クールジャパン戦略は「韓国への妬み」が原動力? 英誌が効果に疑問
日本の優れた文化や技術を海外に広める「クールジャパン」戦略は、安倍内閣の成長戦略の目玉である。経済産業省製造産業局に「クールジャパン室」、内閣には「クールジャパン戦略担当」大臣が置かれている。官民共同で「クールジャパン」ファンドも設立され、2015年3月には900億円に投資規模が拡大される予定である。
しかし、海外メディアの中には、官製の“クール”を疑問視する声もある。
【全然クールじゃない】
英エコノミスト誌は、韓国コンテンツの海外人気に対する妬みが、日本の「クールジャパン」戦略の動機だ、と論じている。日本のクールな要素も世界的に認められてきたが、既にピークは過ぎた、という認識のようだ。最先端のクリエイター達は「クールジャパン」と距離を置きたがっており、現代美術家の村上隆氏は、関連イベントに招待してほしくない、と訴えたという。
同誌は、日本政府は何がクールなのか混乱しているようだ、と手厳しい。児童ポルノ禁止法の改正で、漫画やアニメ、ゲームが対象外だったことをあげ、欧米で通用しない表現が温存されていると指摘する。これが日本製コンテンツの海外進出を阻む要因のひとつ、という主張のようだ。

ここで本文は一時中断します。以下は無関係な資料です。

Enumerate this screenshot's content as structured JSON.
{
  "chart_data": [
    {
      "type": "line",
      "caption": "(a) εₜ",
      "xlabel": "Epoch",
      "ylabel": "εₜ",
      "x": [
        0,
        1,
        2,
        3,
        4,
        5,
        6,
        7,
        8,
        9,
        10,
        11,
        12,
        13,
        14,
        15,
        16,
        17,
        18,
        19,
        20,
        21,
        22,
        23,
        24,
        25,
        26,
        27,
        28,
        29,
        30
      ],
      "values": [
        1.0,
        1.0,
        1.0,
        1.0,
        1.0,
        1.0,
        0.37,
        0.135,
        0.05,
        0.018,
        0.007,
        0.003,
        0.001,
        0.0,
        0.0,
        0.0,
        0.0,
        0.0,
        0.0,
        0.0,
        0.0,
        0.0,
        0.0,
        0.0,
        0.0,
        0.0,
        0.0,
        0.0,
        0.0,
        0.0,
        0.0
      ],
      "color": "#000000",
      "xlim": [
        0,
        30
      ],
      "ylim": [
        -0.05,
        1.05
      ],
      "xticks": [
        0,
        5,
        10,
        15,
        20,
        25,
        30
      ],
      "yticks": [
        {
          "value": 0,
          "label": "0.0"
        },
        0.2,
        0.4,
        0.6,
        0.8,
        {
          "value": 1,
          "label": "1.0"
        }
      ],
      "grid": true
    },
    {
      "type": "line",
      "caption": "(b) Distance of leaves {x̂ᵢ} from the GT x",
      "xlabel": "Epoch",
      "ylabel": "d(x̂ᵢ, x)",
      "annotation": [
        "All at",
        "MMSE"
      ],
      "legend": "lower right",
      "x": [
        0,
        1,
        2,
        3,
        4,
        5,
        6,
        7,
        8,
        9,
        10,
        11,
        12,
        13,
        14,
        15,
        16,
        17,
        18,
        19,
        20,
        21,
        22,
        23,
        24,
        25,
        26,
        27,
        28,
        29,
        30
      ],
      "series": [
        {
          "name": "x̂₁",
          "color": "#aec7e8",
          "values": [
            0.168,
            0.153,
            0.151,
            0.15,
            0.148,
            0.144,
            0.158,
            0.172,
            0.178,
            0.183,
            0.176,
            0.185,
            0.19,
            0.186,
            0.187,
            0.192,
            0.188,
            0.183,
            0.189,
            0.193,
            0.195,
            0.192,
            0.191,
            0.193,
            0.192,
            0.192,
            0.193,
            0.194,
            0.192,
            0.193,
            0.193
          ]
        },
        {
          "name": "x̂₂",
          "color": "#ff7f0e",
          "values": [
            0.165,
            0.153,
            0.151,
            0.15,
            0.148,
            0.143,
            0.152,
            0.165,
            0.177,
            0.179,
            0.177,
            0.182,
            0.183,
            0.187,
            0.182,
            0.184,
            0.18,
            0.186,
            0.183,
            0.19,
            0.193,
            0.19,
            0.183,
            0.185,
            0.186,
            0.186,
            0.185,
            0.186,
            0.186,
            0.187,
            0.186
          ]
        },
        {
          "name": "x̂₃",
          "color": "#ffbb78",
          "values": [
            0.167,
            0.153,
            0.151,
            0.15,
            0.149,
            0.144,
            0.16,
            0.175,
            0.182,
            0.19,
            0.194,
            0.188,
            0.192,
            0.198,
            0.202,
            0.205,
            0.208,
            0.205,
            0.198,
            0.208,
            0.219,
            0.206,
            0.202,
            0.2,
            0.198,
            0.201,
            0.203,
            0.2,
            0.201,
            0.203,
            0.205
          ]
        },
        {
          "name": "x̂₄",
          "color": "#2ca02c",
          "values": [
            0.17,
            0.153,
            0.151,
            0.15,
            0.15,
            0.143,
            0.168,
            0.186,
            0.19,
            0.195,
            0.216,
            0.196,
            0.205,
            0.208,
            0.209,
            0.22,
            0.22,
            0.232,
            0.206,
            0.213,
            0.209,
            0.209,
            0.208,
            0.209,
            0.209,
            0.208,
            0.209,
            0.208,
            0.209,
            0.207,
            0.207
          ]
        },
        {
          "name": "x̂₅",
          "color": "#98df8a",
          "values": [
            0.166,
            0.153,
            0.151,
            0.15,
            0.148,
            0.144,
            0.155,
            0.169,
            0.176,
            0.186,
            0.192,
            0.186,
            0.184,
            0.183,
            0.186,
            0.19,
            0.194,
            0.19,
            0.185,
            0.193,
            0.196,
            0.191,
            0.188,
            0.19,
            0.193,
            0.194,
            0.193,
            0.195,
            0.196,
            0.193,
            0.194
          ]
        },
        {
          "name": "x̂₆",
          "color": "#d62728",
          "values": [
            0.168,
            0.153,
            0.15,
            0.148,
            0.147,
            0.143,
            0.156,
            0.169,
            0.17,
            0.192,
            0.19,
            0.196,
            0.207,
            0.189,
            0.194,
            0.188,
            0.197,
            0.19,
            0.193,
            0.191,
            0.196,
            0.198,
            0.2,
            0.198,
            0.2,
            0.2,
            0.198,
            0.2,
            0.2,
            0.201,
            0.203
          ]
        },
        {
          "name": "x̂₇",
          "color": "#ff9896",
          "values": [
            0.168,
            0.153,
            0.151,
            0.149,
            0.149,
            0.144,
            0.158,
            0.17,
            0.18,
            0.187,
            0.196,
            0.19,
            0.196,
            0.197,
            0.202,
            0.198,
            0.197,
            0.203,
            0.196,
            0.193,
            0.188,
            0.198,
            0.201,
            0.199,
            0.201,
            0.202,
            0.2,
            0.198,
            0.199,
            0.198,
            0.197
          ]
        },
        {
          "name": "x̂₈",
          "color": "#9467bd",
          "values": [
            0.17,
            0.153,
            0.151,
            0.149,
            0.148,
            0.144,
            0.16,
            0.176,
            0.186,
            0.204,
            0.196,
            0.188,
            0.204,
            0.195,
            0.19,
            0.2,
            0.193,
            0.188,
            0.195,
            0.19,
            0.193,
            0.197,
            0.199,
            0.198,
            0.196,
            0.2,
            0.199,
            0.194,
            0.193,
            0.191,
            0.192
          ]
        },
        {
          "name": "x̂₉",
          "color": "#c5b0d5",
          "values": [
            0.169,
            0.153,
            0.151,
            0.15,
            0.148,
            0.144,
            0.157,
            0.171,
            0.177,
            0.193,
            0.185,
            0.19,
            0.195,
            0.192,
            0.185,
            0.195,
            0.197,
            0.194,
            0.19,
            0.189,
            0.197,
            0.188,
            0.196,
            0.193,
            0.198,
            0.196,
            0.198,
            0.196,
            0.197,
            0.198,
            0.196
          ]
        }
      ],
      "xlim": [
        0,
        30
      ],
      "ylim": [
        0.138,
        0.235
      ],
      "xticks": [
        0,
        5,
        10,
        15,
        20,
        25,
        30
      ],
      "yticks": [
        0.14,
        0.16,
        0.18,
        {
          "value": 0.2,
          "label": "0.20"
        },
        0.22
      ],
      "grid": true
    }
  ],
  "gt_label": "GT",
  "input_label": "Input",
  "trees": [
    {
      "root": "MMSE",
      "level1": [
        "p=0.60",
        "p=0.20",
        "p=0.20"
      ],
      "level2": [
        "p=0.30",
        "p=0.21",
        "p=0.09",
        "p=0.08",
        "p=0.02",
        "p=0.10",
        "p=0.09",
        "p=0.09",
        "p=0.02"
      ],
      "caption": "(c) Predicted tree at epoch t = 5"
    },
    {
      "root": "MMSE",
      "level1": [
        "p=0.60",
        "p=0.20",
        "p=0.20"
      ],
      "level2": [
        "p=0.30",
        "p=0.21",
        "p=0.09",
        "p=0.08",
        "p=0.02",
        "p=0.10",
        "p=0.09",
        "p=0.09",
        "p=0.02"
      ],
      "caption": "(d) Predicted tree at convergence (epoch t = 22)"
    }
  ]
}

とはいえ、むしろ日本の漫画やアニメの魅力は、背後にある権威への反抗、挑発的なエネルギーにある、と同誌は指摘している。漫画「美味しんぼ」の鼻血表現が問題になった事件をあげ、安倍首相が同作を「根拠のないうわさ」を広めている、と批判したことを問題視しているようだ。
【クールジャパンは世界の政策モデルになる?】
「クールジャパン」に対する冷ややかな意見がある一方で、企業家を育成する可能性に注目する声もある。海外メディア『Econintersect』は、「クールジャパン」ファンドにより、多くのクリエイティブな中小企業が世界市場にアクセスできる、と指摘している。
1960年代から70年代に日本経済の奇跡が注目されたように、「クールジャパン」は世界中の政策者のモデルになるかもしれない、と同メディアは結んでいる。

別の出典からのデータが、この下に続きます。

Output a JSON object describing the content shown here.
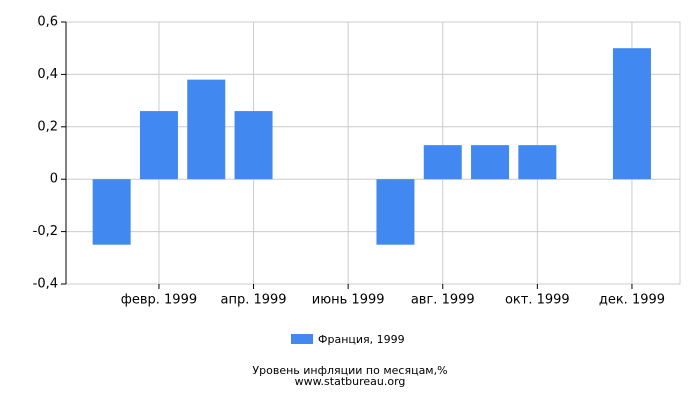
{
  "chart_data": {
    "type": "bar",
    "title": "Уровень инфляции по месяцам,%",
    "source": "www.statbureau.org",
    "categories": [
      null,
      "февр. 1999",
      null,
      "апр. 1999",
      null,
      "июнь 1999",
      null,
      "авг. 1999",
      null,
      "окт. 1999",
      null,
      "дек. 1999"
    ],
    "series": [
      {
        "name": "Франция, 1999",
        "color": "#4189f0",
        "values": [
          -0.25,
          0.26,
          0.38,
          0.26,
          0,
          0,
          -0.25,
          0.13,
          0.13,
          0.13,
          0,
          0.5
        ]
      }
    ],
    "ylim": [
      -0.4,
      0.6
    ],
    "yticks": [
      {
        "value": -0.4,
        "label": "-0,4"
      },
      {
        "value": -0.2,
        "label": "-0,2"
      },
      0,
      {
        "value": 0.2,
        "label": "0,2"
      },
      {
        "value": 0.4,
        "label": "0,4"
      },
      {
        "value": 0.6,
        "label": "0,6"
      }
    ],
    "grid": true
  }
}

最近でも、日本の政策に注目した例がある。インドのモディ首相が発表した「啓発された自己利益」を推進する対外政策に関し、もともとは、日本が海外開発協力政策を形容する際に使用した言葉、とザ・ヒンドゥー紙は指摘している。日本は他国に開発資金やローンを供給し支援することにより、それらの地域における影響力を大いに強めた。
日本文化を海外に広めながらビジネスにつなげようとする「クールジャパン」戦略は成功するのか、国内外が注目している。